The stake sale is expected to fetch some R12,000 crore. Institutional investors from abroad primarily from West Asia are believed to have assured the government that they would take part in the auction.
The government has resorted to the auction route, under the market regulator's recent guidelines, given the downbeat sentiment in the primary market. However, this could be a dampener for retail investors.
Reddy further said that the auction will happen in a couple of days. The idea is to conclude the entire process in a day.
The ONGC scrip ended Tuesday R2.85 up at R283.55 on the BSE. The EGoM decision was announced after market hours.
After the auction, the governments holding in the energy major will come down to 69.14% from 74.14% now. The proposed disinvestment in the company was deferred many times because of market volatility and the high global crude oil prices, which necessitated ONGC to heavily subsidise the retail price of fuel in a government-controlled market. ONGC is the largest contributor of oil subsidy among the upstream firms, which also include Gail India and Oil India.
The cash-strapped government is keen to conclude the auction this financial year itself and limit the fiscal deficit that is widely expected to go beyond the targeted 4.6% of GDP due to the high subsidy payout and lower-than-expected tax and disinvestment receipts.
The Securities and Exchange Board of India recently brought out norms for share auctions through the stock exchange window. As per the capital market regulator's norms, promoters can offload a stake by way of auction through a separate window on the BSE and the National Stock Exchange. The auction process has to be completed within a day.

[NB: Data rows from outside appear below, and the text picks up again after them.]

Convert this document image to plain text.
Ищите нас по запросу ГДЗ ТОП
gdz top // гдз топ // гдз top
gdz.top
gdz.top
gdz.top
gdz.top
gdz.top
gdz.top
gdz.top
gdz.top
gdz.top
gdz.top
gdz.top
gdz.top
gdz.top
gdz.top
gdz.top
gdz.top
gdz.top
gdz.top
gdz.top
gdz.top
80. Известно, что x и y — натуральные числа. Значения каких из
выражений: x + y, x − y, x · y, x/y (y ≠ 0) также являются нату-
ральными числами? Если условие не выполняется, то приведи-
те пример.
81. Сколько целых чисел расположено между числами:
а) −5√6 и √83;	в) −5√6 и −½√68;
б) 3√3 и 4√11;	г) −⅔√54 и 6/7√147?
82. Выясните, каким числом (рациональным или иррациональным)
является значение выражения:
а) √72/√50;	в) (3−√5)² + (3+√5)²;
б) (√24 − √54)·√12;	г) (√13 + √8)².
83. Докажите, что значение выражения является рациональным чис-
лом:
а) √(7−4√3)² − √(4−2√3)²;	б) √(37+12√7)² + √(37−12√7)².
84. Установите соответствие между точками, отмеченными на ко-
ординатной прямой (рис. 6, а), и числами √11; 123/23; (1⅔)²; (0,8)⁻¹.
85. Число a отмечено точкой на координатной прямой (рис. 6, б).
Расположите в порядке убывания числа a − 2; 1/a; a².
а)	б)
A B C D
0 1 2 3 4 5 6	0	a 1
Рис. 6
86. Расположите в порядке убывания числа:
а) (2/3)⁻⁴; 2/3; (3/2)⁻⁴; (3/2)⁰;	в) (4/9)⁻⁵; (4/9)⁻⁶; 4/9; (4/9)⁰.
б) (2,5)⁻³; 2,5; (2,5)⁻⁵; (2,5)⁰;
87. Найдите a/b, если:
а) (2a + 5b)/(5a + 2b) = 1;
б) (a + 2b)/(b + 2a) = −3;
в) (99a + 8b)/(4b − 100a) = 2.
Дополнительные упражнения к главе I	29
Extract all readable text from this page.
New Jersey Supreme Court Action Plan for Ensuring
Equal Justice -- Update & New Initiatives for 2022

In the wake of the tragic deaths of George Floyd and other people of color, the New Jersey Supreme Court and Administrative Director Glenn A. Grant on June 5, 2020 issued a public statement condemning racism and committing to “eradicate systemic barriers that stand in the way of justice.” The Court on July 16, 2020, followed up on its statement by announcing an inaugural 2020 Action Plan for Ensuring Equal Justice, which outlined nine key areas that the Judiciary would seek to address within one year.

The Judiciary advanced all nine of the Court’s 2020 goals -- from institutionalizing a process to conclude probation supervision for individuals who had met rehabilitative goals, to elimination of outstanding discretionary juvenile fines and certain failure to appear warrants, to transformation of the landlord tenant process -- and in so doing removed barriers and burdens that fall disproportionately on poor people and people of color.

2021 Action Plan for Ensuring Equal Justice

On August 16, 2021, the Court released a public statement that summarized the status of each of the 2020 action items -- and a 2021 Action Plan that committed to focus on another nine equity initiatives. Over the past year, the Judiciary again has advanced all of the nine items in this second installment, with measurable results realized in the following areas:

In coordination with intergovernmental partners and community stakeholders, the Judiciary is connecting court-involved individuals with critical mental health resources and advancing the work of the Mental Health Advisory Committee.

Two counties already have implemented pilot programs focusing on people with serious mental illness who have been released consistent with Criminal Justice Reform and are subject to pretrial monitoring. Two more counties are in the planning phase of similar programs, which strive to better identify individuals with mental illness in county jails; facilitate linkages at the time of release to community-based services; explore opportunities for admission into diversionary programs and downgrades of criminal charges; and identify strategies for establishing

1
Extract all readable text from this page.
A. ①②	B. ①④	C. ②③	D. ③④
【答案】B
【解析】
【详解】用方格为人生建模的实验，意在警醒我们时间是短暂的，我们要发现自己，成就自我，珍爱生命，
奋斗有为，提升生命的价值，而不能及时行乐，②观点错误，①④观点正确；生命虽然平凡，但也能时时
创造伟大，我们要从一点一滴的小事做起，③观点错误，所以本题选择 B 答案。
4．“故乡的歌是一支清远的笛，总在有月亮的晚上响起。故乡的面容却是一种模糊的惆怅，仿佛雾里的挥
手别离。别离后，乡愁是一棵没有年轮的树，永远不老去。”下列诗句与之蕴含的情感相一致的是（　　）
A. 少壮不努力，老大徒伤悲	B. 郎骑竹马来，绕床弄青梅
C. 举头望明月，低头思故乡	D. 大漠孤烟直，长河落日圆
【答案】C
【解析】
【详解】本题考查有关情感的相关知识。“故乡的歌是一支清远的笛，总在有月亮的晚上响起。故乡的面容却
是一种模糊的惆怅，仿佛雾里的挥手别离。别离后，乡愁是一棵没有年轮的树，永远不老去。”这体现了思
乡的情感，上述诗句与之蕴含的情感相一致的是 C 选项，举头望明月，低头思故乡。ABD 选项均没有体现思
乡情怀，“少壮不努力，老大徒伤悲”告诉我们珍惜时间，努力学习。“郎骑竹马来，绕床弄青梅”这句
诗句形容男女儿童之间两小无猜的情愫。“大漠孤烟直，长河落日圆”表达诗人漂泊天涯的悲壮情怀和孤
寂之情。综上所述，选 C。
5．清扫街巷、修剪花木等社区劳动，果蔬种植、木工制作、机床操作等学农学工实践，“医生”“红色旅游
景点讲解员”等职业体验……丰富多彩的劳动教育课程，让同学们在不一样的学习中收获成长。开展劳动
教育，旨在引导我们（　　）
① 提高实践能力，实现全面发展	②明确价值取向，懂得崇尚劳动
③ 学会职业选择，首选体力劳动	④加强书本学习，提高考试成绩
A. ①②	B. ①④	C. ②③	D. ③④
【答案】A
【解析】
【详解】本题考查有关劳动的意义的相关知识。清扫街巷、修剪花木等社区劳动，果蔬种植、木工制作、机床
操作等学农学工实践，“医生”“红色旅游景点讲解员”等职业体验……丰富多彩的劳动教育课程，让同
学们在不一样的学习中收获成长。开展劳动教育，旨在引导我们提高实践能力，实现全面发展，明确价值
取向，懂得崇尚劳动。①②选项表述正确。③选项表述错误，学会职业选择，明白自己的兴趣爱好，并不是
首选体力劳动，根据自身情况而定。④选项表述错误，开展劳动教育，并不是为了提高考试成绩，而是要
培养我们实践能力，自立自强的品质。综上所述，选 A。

Due to weak market conditions, the government could so far make very little progress on its disinvestment programme, falling way short of the Rs 40,000-crore target. It has so far been able to raise only Rs 1,145 crore from disinvestment in Power Finance Corporation (PFC). Last year, the government had raised Rs 22,144 crore from share sales in SJVNL, Engineers India, Coal India, Power Grid Corporation of India, MOIL and Shipping Corporation of India.